Anyone have a view how safe the online investment brokers like Interactive Investor, AJ Bell, Hargreaves and Lansdown etc are? 

I'm increasingly concerned about return of capital as opposed to return on capital as we approach this autumn. How likely is it that these brokers could lock up or worse if we get a second bigger leg down in the market in the late summer or autumn? In the March crash Interactive Investor queried my wife and my address details which effectively locked the accounts for 10 days during the worst of the market down and prevented any removal of capital. I thought this was out of order at the time and whilst I was looking to buy not sell or withdraw capital during that period I thought it was a breach of trust. Given I had above the FSCS protection limit across two accounts that made me nervous. Can anyone see a scenario where major brokers go under or limit cash access to accounts a bit like what has happened recently to some P2P lenders?

Specifically I have a SIPP which is cerca double the £85k FSCS protection limit and I am looking into splitting and moving half to another SIPP provider. I'm 55 next year so  otherwise I'd put into drawdown to access the tax free amount. Do others worry about this and has anyone split a SIPP to protect against default risk?

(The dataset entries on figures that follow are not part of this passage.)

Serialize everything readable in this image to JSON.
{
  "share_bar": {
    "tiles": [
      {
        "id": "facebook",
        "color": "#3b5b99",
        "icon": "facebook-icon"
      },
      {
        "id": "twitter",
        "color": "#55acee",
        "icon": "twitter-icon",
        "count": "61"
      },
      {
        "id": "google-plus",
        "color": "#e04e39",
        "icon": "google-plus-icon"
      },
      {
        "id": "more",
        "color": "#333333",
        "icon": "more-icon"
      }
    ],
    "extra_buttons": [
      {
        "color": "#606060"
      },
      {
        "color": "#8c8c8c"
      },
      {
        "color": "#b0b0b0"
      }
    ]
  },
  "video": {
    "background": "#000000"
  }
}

I think what concerns me most is that in a bust default risk can be out of your control - you might be doing fine but if your counterparty isn't you can be dragged into the fire. One man's asset is another's liability unless you are holding the physical asset yourself after all.

Am I mad or are others protecting against this if the debt deflation really takes hold later this year?

In theory the big ones should be fine as they dont trade themselves so shouldnt have any outside liability.The only real risk with a big one would be fraud.Its about time though all shareholders were again registered as owners instead of this nominees rubbish.